SG Rotenburg/Lispenhausen verliert den Final-Krimi 

Er ließ sich vom Fuß des Aulatalers nicht stoppen: Sven Wrzos fühlt sich unterm Hallendach offenbar wohl. Er kam mit seinen Kollegen von der SG Rotenburg/Lispenhausen in Obersuhl eine Woche nach dem Gewinn des Kreistitels auf den zweiten Rang. Foto: Walger

Hallenfußball in Wildeck-Obersuhl: Der Raiffeisencup bleibt nach Achtmeterschießen vorerst in Thüringen.

Mit der SG Gerstungen/Vitzeroda ist bei Hallenfußball-Turnieren immer zu rechnen. So auch am Sonntag in Obersuhl bei der 30. Auflage des Raiffeisencups des ESV Hönebach.

Allerdings war ein wenig Glück im Spiel bei der Titelverteidigung der Thüringer. In dem Endspiel-Krimi gegen Futsal-Kreismeister SG Rotenburg/Lispenhausen fiel die Entscheidung erst im Achtmeterschießen, das 4:2 ausging.

In der regulären Spielzeit war den Akteuren auf beiden Seiten anzumerken, dass sie einen langen Turniertag in den Beinen hatten. Nach der Führung durch Paul Rudloff investierten die Rotenburger mehr, wollten den Ausgleich erzwingen, was auch mit einem Kabinettstückchen gelang: Sven Wrzos, der den verhinderten Trainer André Köthe vertrat, flankte in den Strafraum, Christian Orth traf per Kopf ins Dreieck.

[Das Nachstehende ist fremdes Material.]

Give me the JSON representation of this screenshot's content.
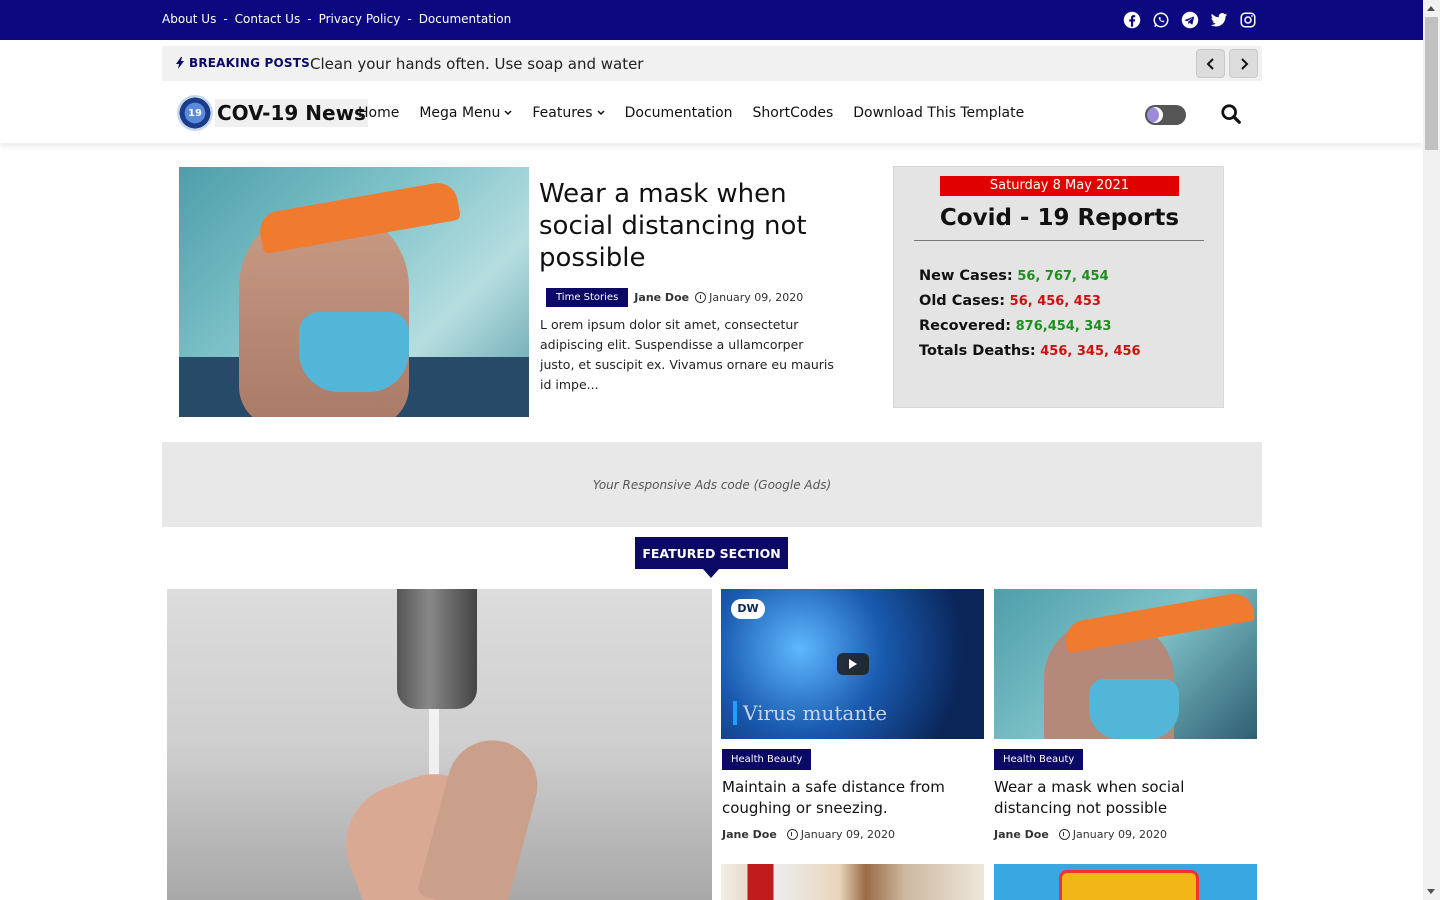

Im danach notwendig gewordenen Shootout verwandelte Gerstungens Urgestein Marcel Hub den entscheidenden Achtmeter.

„Wir haben heute etwas zu schludrig gespielt und uns teilweise das Leben selbst schwer gemacht“, fasste der Siegtorschütze die Leistung seines Teams zusammen. In der Tat gerieten die Thüringer in fast jedem Spiel in Rückstand, fanden aber immer wieder in die Erfolgsspur zurück.

„Uns hat am Ende die Kraft gefehlt, um unseren Erfolg vom letzten Wochenende bei den Hallen-Kreismeisterschaften zu bestätigen“, waren sich Sven Wrzos und Steffen Kanngießer nach der Final-Niederlage einig. Beide vertraten die Auffassung, dass es ihnen besser gelegen hätte, wenn das Turnier nach den Futsal-Regeln gespielt worden wäre.

Auf dem dritten Platz landete die SG Nentershausen/Weißenhasel/Solz. Marius Franz mit zwei Treffern und Philip Schmidt mit einem Tor sorgten für das 3:0 im kleinen Finale gegen das Überraschungsteam des VfB Heringen.

Der hatte sich in einer spannungsgeladenen Vorrunde mit einem 1:0 im letzten Gruppenspiel gegen den FSV Leimbach trotz eines negativen Torverhältnisses für das Halbfinale qualifiziert. VfB-Spielertrainer Michael Stang. sprach von einer geschlossenen Mannschaftsleistung mit spielerischen Defiziten.

Im ersten Halbfinale hatten die Heringer auch eine Unterzahl gegen die Rotenburger schadlos überstanden. Immer wieder stand dem Kreisoberligisten der glänzend aufgelegte Torwart Michael Stang im Wege. Erst im Achtmeterschießen setzten sich Kanngießer und Co. durch.

„Wir hätten das Spiel niemals verlieren dürfen und hätten eigentlich schon 3:0 führen müssen“, ärgerte sich Michael Mangold nach der 1:3-Halbfinalniederlage gegen Gerstungen. Er hatte in Obersuhl Frank Hauck, den Trainer der SG Nentershausen/Weißenhasel/Solz, vertreten.

Marius Franz, der mit acht Treffen wesentlichen Anteil am guten Abschneiden der SG hatte, gelang das schnelle 1:0. Doch das Team verpasste es, nachzulegen. Das bestraften die Thüringer. Max Golle, Christian Fiedler und Philip Kutza drehten die Partie.